La fibra de carbono es calificada por muchos como el material del futuro en el mundo del automóvil. Este material comenzó a utilizarse en la alta competición y aunque tiene un coste elevado, está empezando a llegar a los coches de serie. Y es que las ventajas son muchas, básicamente consigue aumentar la rigidez y reducir el peso. 

Pero ¿qué es realmente la fibra de carbono? Es un material compuesto de átomos de carbono que forman fibras más delgadas que un cabello humano (de 5 a 10 micrones). Estas fibras se trenzan entre si y forman una especie de tela que forma la base para después construir piezas.
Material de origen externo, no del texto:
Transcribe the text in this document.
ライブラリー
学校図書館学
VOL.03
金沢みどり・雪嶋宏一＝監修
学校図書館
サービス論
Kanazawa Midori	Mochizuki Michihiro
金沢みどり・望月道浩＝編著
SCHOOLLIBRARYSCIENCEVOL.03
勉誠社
Esta tela necesita de un proceso para adquirir la resistencia necesaria.

fibra de carbono

La fibra de carbono requiere un largo proceso

Lo primero es adaptarla al molde de la pieza que queremos construir,  se trata con una serie de resinas termoestables (es el método más utilizado), después se le aplica un proceso de vacío para eliminar el aire y se le aplica calor en un horno. Una vez seco ya tenemos la pieza de fibra de carbono, que habrá que limar y pulir bordes.

El origen de este material se remonta a finales del s. XIX con la aparición de la lámpara incandescente con filamento de carbono, aunque eso no era realmente lo que hoy conocemos por fibra de carbono. Sus primeras aplicaciones fueron en el mundo de la aviación, siendo hoy en día un material muy utilizado en este campo. Pero viendo sus cualidades, pronto el mundo de la competición automovilística se interesó por este material, siendo muy utilizado en competiciones como la Fórmula 1 tanto por su resistencia como por su seguridad.

Se utiliza en chasis, llantas y otros componentes

Su aplicación actual en los coches de serie está llegando a la construcción del chasis pasando por su utilización para diferentes piezas como paneles de la carrocería, techo, etc. Para los fabricantes resulta un material muy atractivo ya que es más fuerte que el acero y más resistente que el aluminio. Coches como el Alfa Romeo 4C tienen su chasis construido en fibra de carbono ahorrando así una gran cantidad de kilos extra.

Una de las últimas aplicaciones de éste material en los coches de calle ha sido en la fabricación de llantas de fibra de carbono. El primer fabricante en usarlas ha sido Ford con su Shelby Mustang  GT350R. Ford asegura que son más resistente a los bordillazos que las de aluminio, además son más ligeras, lo que reduce el peso de las masas no suspendidas, incluso aseguran que tuvieron que recalibrar el chasis debido a las nuevas reacciones.

llantas de fibra de carbono del bmw m4 gts

Ligera y resistente, pero también cara y difícil de recilar

Como podéis ver las ventajas son muchas con respecto a otros materiales. El problema es que la fibra de carbono es difícil de producir y con un coste elevado. Además, usando resinas  termoestables en su proceso hace que el material sea difícil de reciclar. En un futuro con el uso de las resinas termoplásticas este tema será más fácil de solucionar.

Pero a pesar de resultar cara, la fibra de carbono es un material que ha llegado para quedarse. Sus numerosas ventajas en cuanto a peso y resistencia hacen que la industria del automóvil no pare de evolucionar, una industria que busca la máxima eficiencia. Actualmente BMW ofrece dos vehículos con chasis de carbono, el i3 y el i8 y Alfa Romeo con su deportivo 4C. No pasará mucho tiempo hasta que la fibra de carbono se democratice y esté presente en muchos de los vehículos del mercado.